Это больше не был неуклюжий мальчик, которого Дориан колотил в гареме на острове Ламу и кому он повредил ногу, защищая от его приставаний Ясмини. Заян по-прежнему хромал, но детская пухлость давно сошла. Жизнь, полная интриг и постоянной борьбы, отточила его ум и сделала жесткими черты. Взгляд у него был быстрый и внимательный, манеры властные. Если бы не жестокие линии рта и коварство во взгляде, его можно было бы назвать красивым. Кадем и Котс простерлись перед ним. Вначале Котс находил эту форму преклонения отвратительной. Однако, как и арабский наряд, она стала теперь неотъемлемой частью его существования. Заян жестом приказал своим генералам встать. Вслед за ним они прошли к краю холма и посмотрели на открытую местность, по которой двигались нападающие солдаты. Заян опытным взглядом изучал диспозицию. Потом кивнул:
– Продолжайте!
Голос у него высокий, почти девичий. Впервые услышав его, Котс запрезирал Заяна, но оказалось, голос – единственное, что в нем есть женственного. Заян был отцом ста двадцати трех детей, среди которых только шестнадцать – девочки. Заян перебил тысячи врагов, и многих – собственными руками.
– Одну красную ракету, – кивнул Котс своему адъютанту. Приказ быстро передали вниз по склону стоявшим там сигнальщикам. Ракета, как сверкающий рубин, поднялась в безоблачное небо на серебряном хвосте дыма. С холма слышны были приветственные крики: войска тесными рядами устремились к стенам. Перед Заяном стоял раб: калиф положил ему на плечо длинную медную подзорную трубу, используя его как живой треножник.
Передовые ряды турок достигли рва под стенами, когда из-за каменного укрепления показался «Дух». Сразу за ним последовала «Месть». Заян и офицеры перевели подзорные трубы на корабли.
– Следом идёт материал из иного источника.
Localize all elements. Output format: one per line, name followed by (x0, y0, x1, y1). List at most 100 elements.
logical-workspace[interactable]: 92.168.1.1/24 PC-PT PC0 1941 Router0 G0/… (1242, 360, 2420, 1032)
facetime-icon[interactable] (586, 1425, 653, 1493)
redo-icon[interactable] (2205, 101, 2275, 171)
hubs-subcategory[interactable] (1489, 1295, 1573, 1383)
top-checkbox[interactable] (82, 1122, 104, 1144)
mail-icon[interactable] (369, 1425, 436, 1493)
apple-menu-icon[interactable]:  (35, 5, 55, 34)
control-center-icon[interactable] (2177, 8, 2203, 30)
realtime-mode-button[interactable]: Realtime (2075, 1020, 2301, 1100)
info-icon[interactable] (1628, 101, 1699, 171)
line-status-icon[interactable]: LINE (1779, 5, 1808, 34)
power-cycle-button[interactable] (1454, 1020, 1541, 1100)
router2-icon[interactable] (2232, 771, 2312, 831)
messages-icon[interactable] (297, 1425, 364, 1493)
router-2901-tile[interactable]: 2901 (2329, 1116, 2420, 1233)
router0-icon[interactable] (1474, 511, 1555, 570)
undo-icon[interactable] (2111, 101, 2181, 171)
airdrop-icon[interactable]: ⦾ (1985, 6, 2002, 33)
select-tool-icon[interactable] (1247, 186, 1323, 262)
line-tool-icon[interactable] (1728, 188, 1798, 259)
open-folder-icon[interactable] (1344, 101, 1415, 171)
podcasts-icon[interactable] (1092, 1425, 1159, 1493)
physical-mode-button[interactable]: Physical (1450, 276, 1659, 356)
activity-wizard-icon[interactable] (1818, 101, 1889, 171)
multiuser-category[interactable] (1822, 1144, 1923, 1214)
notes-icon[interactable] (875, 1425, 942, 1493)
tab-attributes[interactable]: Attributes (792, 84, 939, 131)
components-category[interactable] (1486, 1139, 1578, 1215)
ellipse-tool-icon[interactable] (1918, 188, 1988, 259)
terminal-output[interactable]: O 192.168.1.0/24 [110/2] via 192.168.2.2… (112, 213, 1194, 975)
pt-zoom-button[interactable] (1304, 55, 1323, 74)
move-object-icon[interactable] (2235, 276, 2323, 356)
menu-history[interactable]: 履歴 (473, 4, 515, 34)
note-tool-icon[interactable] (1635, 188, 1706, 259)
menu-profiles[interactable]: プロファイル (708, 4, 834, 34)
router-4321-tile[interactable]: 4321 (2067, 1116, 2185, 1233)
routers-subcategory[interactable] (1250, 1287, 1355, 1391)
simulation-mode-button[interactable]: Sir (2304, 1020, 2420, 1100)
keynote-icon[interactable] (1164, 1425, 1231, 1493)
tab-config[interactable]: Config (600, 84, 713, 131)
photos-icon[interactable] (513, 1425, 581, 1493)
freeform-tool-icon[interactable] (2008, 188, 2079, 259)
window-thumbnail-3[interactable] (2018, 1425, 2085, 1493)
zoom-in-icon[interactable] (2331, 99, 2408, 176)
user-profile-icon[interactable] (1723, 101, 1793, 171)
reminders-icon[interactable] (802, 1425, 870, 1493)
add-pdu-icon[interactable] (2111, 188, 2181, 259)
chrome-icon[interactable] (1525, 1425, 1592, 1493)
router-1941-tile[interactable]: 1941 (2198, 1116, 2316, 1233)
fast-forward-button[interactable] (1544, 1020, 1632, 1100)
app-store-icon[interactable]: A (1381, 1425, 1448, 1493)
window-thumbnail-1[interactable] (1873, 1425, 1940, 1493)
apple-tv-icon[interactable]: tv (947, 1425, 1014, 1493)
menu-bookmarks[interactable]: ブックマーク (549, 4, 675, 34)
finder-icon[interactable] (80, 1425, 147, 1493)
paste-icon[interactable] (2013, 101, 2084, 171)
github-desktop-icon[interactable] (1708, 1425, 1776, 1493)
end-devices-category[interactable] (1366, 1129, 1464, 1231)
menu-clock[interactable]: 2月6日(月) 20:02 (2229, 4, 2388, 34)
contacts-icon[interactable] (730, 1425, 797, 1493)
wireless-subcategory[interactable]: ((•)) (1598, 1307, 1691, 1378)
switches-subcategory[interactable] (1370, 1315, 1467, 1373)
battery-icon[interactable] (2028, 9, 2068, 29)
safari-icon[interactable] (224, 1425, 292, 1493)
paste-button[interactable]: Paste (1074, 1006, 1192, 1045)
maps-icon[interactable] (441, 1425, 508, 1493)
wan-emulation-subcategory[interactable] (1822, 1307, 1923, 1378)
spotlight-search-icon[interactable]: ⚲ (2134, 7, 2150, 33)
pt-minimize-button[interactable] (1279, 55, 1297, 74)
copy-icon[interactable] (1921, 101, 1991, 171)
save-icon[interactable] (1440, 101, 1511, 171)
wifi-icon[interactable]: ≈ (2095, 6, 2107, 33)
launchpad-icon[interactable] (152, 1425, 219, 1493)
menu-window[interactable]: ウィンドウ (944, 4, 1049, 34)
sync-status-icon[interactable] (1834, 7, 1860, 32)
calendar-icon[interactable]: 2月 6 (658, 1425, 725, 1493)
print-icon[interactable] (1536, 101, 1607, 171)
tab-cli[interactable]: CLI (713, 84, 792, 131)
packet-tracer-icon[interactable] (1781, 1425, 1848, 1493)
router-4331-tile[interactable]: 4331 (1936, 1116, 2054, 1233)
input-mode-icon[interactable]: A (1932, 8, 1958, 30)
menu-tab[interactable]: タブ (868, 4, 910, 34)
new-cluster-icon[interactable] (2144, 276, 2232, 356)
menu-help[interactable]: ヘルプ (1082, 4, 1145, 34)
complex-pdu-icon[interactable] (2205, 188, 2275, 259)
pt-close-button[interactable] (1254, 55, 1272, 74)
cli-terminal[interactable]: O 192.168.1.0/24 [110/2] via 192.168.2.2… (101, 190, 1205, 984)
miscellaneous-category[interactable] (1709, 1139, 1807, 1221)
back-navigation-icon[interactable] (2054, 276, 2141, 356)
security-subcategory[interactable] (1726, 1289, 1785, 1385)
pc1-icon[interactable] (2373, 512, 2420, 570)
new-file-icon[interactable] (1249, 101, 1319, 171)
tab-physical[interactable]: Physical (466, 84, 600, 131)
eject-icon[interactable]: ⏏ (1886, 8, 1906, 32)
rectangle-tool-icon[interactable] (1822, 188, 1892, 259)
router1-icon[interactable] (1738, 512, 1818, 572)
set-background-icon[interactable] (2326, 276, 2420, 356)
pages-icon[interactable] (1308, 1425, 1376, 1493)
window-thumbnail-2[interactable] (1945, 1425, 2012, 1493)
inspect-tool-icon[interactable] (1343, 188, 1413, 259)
– Это корабли, на которых в Маскат прибыл предатель аль-Салил, – сказал Кадем. – Наши шпионы предупреждали об их появлении.
Заян ничего не сказал, но при упоминании этого имени его лицо исказилось. Он почувствовал боль в искалеченной ноге, и в его горле поднялся острый вкус ненависти.
– Их пушки наготове. – Котс смотрел на корабли в трубу. – Они накроют наши войска продольным огнем. Пошлите всадника предупредить, – приказал он своему адъютанту.